UBC Faculty Research and Publications

What are the motivators and barriers to research participation? Kim, Laesa; Siden, Harold; Cook, Karen; Hermansen, Anne-Mette


Derived from our experience of recruiting children with medical complexity for research studies, the “Motivations Study” will help us understand the complex barriers to research participation for parents of a child with a serious illness. In this qualitative research study we are asking parents important questions about what research means to them and why or why not they have chosen to participate in it. This line of questioning moves beyond the standard feedback form that asks participants whether their experience in a study was positive or negative, towards a deeper understanding of how research participation is understood and experienced from the point of view of a parent deeply engaged in the health care of their medically complex child.

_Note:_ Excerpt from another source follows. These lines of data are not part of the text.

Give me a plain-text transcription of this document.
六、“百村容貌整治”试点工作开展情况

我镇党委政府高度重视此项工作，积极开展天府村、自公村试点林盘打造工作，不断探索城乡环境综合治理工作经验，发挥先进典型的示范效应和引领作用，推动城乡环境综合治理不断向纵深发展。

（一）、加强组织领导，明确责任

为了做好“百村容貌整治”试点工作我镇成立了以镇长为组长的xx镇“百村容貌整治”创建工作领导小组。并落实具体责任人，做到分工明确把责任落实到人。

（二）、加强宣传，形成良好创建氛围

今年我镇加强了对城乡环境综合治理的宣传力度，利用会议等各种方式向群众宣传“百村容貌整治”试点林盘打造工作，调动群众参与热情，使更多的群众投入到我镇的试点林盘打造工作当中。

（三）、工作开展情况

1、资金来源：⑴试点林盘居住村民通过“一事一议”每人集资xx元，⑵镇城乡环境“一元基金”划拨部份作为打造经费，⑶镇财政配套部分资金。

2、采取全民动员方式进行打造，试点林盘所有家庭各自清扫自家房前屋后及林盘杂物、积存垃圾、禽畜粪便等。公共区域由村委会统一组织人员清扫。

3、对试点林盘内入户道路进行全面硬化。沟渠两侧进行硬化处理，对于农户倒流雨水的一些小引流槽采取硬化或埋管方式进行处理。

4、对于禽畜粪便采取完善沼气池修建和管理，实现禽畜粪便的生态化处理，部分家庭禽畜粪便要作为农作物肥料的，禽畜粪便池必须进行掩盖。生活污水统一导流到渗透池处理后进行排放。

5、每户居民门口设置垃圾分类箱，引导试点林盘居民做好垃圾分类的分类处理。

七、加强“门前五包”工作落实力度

We recognize that only a qualitative methodology will enable us to gain a deeper understanding of this issue. We have chosen a qualitative research approach, known as Interpretive Phenomenological Analysis (IPA) as the foundation for this study. This methodology will allow us to reflect on the deeper meaning of participating in research through the collection of individual narratives of such experiences. We are conducting semi-structured interviews with 15 families to gather a plethora of rich stories about these individual’s experiences participating in research or perhaps - not participating. Importantly, we have also chosen for our staff Family Liaison, a parent-partner in our larger program of research, to be the study lead. Our Family Liaison plays an invaluable role in bridging clinical and academic research agendas with the realities of the families that enter our research program. As our Family Liaison is herself the parent of a child with medical complexity and carries with her years of experience navigating the health care system, she is uniquely positioned to connect with study participants from a shared context. We believe that this shared context will create meaningful conversation and allow us a deep understanding of what moves parent to give their time, energy and medical charts for the benefit of researchers, or prevents them from doing so.